We rarely buy pork chops, twice a year if that. I always find them quite dry and bland.
Instead, I choose pork belly and cook it with soy sauce and plenty of ginger or roast a loin of pork with crackling for Sunday lunch.
But a pork chop cooked the right way is delicious. It’s the time of year when apples are landing softly on dewy grass, the nights are getting darker and a salad for supper just won’t suffice.
This dish is almost like a casserole, warming and studded with soft fruit. The pork chops are cooked in a little cider with wedges of apple and onion and plenty of herbs.
Sage is meaty and rich while thyme is subtle and sweet with the roast onion. The cooking liquid is reduced a little with some piquant mustard and drizzled over the chops.
I usually serve this with pureed cauliflower, the sweetness of the apple and onion is delicious with brassicas so shredded sautéed cabbage would be nice too.

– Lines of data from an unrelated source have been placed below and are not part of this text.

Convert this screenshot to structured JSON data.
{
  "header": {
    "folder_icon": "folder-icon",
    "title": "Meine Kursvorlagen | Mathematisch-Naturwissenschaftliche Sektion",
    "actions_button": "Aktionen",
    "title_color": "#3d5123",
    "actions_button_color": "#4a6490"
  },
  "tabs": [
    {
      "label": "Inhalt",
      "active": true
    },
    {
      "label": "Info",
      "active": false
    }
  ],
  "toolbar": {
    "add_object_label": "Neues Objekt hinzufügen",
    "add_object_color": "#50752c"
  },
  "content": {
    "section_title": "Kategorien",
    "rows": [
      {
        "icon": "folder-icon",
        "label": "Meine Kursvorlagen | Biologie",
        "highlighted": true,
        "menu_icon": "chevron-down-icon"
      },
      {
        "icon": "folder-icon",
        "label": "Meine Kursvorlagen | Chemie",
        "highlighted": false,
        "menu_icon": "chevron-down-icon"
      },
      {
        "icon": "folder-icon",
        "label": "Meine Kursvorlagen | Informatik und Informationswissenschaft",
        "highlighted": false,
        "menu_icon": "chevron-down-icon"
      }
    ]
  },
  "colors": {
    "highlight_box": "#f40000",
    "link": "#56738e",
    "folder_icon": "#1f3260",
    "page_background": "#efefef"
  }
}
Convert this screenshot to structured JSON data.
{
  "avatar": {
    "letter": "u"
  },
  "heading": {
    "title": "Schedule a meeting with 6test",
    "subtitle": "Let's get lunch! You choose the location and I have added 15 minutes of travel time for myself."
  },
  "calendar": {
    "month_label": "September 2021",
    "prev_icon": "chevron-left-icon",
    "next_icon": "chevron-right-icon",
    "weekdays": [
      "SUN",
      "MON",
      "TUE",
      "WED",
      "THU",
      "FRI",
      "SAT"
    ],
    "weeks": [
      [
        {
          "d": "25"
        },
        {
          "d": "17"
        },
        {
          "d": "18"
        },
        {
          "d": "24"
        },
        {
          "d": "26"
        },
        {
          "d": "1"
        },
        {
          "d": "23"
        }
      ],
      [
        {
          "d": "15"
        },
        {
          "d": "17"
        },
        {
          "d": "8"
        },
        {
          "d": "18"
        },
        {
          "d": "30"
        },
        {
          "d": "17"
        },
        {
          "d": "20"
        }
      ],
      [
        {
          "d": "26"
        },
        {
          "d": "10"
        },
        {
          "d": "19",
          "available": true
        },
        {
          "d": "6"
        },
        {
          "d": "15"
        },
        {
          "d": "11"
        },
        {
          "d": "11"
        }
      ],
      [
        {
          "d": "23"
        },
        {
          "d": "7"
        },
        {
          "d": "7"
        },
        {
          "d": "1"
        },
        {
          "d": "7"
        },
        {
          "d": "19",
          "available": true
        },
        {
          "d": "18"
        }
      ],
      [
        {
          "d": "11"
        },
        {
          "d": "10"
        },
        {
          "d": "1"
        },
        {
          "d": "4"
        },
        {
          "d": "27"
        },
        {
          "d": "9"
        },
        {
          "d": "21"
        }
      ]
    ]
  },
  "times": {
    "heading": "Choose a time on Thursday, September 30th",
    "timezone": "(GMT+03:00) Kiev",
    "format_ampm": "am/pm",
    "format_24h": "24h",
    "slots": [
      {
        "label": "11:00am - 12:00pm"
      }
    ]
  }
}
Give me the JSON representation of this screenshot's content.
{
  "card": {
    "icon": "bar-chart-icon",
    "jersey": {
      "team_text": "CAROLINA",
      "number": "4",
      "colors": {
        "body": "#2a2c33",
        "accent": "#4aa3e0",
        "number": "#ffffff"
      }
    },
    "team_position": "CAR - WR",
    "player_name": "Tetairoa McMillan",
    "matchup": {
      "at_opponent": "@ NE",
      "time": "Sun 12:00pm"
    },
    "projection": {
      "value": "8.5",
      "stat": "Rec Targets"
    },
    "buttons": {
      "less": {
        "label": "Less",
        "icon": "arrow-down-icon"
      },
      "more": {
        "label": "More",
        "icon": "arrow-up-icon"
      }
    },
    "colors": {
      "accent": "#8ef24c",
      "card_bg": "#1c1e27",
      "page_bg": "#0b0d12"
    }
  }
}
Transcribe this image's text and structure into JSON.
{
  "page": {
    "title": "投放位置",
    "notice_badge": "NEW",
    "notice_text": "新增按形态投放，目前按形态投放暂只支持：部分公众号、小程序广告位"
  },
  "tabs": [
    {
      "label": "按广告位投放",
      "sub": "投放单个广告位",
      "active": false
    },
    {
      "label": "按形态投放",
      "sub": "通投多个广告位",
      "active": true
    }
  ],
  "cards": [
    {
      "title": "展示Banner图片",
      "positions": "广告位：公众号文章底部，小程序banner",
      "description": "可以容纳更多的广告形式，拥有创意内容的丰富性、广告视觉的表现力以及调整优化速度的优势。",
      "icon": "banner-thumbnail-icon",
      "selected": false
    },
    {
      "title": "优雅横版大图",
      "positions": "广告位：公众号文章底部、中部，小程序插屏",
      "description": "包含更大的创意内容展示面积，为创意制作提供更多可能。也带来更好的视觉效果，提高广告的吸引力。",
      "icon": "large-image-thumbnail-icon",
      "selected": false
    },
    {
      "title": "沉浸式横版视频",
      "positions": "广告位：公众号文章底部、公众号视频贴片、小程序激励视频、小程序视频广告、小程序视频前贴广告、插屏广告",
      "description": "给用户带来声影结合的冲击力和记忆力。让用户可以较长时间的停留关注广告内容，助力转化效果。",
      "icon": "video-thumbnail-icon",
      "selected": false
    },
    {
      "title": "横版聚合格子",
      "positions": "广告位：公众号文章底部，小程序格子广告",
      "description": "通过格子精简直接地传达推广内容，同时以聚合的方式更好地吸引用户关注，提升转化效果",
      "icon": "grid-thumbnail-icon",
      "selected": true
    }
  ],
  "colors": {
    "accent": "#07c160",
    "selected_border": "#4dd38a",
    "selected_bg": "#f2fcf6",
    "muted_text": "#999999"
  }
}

The sauce is divine over fresh tagliatelle or in a cloud of mashed potato.
The cider I love to make this with is Cockagee, a pure Irish-keeved cider made in Slane, Co Meath. It seems a waste to use this champagne cider to cook with but I can justify that by drinking the remaining bottle chilled alongside dinner.
Keeving is quite the art form. It’s an ancient way of making the ultimate style of naturally sparkling cider.
Sediments and impurities are trapped in a gel layer of pectin, it the rises to the surface of the cloudy, fresh-pressed apple juice and is removed.
The apple juice is left clean and clear. It ensures a long, slow fermentation over six to eight months or more.
This results in a sparkling “live” cider that hasn’t been pasteurised or damaged by heat. It retains all of its natural fruit sugars along with an intense apple flavour.
The difference is huge between a keeved cider and one that has been force carbonated. Cider pairs really well with food, particularly pork, and is a great alternative to wine.